What do you do when you’re craving big snow lines to rip on your board, but there’s no snow? Piotr Szwedowski headed to the Sudety Mountains to carve a massive coal slag heap while waiting on the white stuff.
Winter 2016 hasn’t exactly been the white, frosty affair we’re used to in northern Europe, and our man in Poland has been craving some big lines on his snowboard but been staring blankly at closed slopes for lack of snow.
Not only is this a way of getting a similar feeling in a different sport for Piotr, but a way to fall back in love with mountain biking.
Katharsis.
I live in Sudety Mountains in Poland, it’s the perfect place to spot great lines but sometimes it’s no quite so straighforward.
I call this kind of riding “katharsis” because its something that you cannot try. You have to do it or don’t because when you start descent there is no way of stopping until the end of the run. It clears my mind and it solves all kinds of problems in my head.
Freeride isn’t dead.
I have been living for riding bikes since ’98-’99 and that story is about kind of loss in MTB for me. I was a freerider on Banshee Factory Team a decade ago and now all those new trends, wheel size, enduro hype made me go back to bmx trails, digging and more jump-orientated riding.

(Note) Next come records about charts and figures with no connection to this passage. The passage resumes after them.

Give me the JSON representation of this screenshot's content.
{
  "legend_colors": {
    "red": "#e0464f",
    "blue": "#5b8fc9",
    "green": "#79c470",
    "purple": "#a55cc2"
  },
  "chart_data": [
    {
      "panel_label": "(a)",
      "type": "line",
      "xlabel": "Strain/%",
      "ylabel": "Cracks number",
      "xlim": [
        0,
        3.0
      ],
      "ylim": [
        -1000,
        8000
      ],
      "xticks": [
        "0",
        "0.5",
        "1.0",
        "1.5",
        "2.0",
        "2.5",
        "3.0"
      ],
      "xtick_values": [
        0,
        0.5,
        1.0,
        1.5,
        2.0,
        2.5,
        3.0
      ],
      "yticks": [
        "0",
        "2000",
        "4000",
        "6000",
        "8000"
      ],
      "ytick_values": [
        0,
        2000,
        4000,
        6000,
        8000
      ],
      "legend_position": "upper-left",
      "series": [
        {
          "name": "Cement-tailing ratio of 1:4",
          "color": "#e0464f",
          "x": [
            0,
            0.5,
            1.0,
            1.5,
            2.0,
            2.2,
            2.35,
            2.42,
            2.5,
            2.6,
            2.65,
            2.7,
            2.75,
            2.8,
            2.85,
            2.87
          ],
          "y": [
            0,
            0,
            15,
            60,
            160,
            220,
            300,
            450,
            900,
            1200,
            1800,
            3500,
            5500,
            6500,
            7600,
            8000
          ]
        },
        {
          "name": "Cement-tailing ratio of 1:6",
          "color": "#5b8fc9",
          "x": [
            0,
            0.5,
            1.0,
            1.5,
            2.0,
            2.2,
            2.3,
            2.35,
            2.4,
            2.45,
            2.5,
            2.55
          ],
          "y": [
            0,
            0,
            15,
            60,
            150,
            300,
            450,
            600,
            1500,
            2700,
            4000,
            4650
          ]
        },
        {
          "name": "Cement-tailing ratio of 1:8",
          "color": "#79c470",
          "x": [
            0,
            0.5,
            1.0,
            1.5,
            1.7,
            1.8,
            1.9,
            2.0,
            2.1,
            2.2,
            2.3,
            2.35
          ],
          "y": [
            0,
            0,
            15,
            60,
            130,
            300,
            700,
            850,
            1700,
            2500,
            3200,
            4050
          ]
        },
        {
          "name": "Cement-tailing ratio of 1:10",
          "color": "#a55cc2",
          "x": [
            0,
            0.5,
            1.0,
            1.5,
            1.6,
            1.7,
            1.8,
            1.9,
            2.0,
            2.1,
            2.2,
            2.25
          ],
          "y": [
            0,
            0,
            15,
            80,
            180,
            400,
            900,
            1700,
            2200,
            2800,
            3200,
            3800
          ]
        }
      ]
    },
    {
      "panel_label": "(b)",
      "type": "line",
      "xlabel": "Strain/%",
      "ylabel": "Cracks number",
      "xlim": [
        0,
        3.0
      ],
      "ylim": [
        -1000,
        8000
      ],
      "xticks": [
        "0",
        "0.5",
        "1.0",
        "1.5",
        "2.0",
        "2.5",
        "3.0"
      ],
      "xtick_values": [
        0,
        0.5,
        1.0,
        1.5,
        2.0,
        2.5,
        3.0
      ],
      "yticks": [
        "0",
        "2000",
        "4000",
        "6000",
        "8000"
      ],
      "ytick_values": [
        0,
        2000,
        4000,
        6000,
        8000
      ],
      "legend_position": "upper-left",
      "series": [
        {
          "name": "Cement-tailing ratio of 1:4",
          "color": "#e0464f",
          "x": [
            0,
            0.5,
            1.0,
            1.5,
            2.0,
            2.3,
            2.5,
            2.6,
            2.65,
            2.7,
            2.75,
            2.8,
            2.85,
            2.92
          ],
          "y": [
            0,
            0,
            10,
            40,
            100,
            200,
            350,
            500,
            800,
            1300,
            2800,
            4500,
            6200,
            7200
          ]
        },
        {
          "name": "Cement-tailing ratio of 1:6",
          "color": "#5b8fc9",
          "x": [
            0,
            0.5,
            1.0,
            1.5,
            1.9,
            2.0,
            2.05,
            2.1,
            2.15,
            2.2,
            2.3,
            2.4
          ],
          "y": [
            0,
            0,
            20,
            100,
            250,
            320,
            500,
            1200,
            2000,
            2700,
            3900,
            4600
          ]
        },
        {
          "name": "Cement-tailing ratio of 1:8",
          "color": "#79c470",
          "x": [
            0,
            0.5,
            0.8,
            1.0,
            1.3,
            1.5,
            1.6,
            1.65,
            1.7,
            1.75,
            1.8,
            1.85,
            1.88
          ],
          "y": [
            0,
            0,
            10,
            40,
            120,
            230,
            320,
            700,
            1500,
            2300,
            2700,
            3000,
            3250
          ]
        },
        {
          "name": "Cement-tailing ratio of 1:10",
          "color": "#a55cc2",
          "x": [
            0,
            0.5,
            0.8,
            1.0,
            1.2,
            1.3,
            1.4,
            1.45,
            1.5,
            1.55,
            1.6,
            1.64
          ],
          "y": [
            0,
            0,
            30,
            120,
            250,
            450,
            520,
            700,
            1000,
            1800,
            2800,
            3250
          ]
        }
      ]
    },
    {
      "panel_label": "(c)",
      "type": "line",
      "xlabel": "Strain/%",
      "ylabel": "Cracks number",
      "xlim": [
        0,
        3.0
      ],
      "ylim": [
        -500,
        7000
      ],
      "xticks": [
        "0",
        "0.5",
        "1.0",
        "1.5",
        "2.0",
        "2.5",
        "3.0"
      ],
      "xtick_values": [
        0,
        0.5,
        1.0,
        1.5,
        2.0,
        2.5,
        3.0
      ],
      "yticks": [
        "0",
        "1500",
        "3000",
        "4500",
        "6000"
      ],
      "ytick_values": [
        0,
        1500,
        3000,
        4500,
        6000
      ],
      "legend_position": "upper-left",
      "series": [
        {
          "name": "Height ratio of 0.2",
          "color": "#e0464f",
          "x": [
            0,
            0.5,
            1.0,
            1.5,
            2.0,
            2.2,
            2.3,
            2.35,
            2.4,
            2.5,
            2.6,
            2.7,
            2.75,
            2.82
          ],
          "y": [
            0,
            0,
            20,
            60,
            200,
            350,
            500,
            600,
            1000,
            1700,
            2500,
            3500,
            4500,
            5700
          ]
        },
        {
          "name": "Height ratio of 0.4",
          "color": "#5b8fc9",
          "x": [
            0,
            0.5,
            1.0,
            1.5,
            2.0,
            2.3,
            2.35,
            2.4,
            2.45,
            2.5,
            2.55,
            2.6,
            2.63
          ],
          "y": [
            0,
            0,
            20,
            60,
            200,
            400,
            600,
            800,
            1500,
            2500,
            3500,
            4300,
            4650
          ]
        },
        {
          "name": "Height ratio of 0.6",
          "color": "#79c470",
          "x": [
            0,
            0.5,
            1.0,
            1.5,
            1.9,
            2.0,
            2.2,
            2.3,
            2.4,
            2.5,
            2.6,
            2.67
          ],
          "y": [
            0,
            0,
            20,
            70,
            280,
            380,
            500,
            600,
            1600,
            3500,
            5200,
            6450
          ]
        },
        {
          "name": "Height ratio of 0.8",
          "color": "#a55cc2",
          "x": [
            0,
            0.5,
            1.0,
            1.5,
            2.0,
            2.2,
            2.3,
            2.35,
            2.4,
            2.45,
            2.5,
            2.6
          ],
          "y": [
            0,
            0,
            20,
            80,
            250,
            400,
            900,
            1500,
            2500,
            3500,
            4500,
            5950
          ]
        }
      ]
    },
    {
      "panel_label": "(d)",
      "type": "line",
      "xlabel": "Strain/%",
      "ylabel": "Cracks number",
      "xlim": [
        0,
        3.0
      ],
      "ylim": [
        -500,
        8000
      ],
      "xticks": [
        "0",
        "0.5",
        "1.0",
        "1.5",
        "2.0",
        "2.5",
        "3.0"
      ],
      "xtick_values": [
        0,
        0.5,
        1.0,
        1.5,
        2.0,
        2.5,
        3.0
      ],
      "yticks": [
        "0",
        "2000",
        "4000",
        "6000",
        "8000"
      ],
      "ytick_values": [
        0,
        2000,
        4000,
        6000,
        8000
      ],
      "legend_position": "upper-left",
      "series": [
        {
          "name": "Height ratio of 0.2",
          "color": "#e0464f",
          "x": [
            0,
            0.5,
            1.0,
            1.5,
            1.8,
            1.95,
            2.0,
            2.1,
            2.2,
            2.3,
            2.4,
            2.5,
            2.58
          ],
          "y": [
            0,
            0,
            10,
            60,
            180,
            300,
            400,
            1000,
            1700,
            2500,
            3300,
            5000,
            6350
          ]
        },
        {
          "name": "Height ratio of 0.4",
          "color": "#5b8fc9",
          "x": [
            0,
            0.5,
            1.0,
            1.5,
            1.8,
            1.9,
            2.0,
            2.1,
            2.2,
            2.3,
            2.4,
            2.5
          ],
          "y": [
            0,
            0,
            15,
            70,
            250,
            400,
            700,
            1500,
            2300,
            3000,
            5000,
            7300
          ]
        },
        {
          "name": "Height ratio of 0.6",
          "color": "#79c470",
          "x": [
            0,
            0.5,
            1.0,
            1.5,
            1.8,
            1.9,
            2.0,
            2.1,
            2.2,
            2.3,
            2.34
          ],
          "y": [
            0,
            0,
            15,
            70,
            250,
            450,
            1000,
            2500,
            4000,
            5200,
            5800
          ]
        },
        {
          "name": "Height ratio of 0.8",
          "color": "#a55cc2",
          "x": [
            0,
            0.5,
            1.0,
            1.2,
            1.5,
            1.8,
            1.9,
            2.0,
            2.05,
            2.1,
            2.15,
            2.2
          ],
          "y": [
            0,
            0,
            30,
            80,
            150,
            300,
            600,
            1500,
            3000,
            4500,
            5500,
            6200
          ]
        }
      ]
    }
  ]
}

Finally this autumn I found my path in MTB again and it’s old school natural freeride.
The unrideable line.
The story is about that drive and feeling to realise your goal and ride down almost unrideable line that you spotted months ago. Lines that become my obsession.
I have big freeride tattoo on my belly I had done it 15 years ago and now I have come full circle…
“Those” lines.
I’m a snowboarder, so riding “those” lines is the best way to get that powder snowboarding feeling without the snow. There is a huge slag heap next to an old closed coal mine. I spotted it on one of my motorcycle trips and I was waiting for heavy rains and close to 0 temperature to have little bit more grip on that loose descent.
Spoils.
Finally I hit when the weather was perfect. During the Communist days coal mining in Sudety Mountains was a big thing but now everything is closed. It’s bad for local economy and we have a lot of old mining “architecture” around here.
Perfect lines.
I’m obsessed with my “perfect lines” thinking about them, searching them out and now I love mountain biking again!